According to the World Quality Report 2013-2014 that had been published jointly by Capgemini, Sogeti, and HP based on the interviews with 1500 CIOs, IT directors, and QA/Testing managers, QA and testing budgets and expenditures have seen a significant growth in the last few years. In fact, 23% of all IT budgets went to QA and testing last year; in 2015, this figure is projected to account for almost 30%. Let’s see what else is going to be hot on the apps QA and testing market this year.
Agile testing, or testing in an Agile environment is now a highly adopted practice, but when it comes to testing area, this sphere is yet to be explored. The most common challenges are the lack of adequate testing concepts and difficulties in identifying the focus domain for testing.
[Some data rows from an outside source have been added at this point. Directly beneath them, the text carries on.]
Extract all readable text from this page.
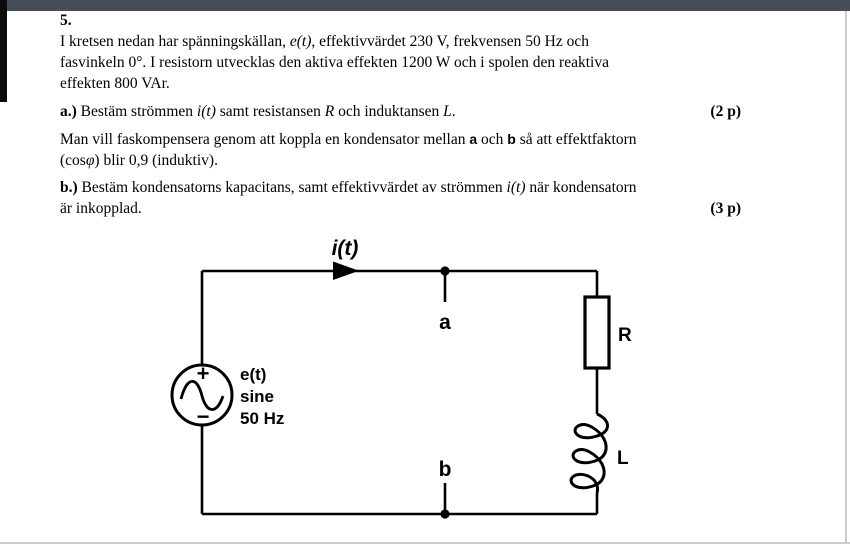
5.
I kretsen nedan har spänningskällan, e(t), effektivvärdet 230 V, frekvensen 50 Hz och
fasvinkeln 0°. I resistorn utvecklas den aktiva effekten 1200 W och i spolen den reaktiva
effekten 800 VAr.
a.) Bestäm strömmen i(t) samt resistansen R och induktansen L.	(2 p)
Man vill faskompensera genom att koppla en kondensator mellan a och b så att effektfaktorn
(cosφ) blir 0,9 (induktiv).
b.) Bestäm kondensatorns kapacitans, samt effektivvärdet av strömmen i(t) när kondensatorn
är inkopplad.	(3 p)
+
−
i(t)
a
b
R
L
e(t)
sine
50 Hz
Test Center of Excellence (TCOE) will keep playing an important role as far as the choice of a 3rd party vendor is concerned. Businesses globally are looking to partner with a provider able to deliver turnkey apps testing solutions. On average, it takes a company 3 to 6 months to build a fully up and running TCOE, plus up to 3 years to accumulate sufficient knowledge and expertise, so it’s not an easy venture for those providers that want to capitalize on their mobile QA offering fast.
Mobile apps outsourcing industry is set to enjoy 9.5% annual growth by 2018, according to the report from business research Nelson Hall. Cost cutting remains one of the key drivers of apps testing outsourcing, but finding the right partner will be a challenge due to a very high competition within this domain. So, crowdsourcing is getting to the forefront, as it allows businesses to only pay for the bugs discovered and fixed. In this essence, crowdsourcing becomes an effective way of apps testing, as testers have a direct interest in boosting app’s success rates instead of wasting client’s IT budget like in the case of some 3rd party testing providers. Crowdsourcing also provides a solution for apps’ localization and fragmentation, and thus gives businesses an abundantly testing coverage without restricting mobile software development cycles.
Another distinguishing feature of today’s mobile QA is an ever-growing gap between business expectations and available testing resources.
According to the World Quality Report, 55% of organizations are now testing mobile apps, up from 31% last year. Yet, 56% lack effective testing procedures. In an industry infamous for fragmentation, 52% lack the devices they need for comprehensive mobile testing (especially Android apps). 48% lack mobile experts, and 38% lack in-house testing environments. So, access to and quality of mobile QA resources will become question #1 when it comes to transferring apps testing to a 3rd party provider.
And how do you test your mobile apps?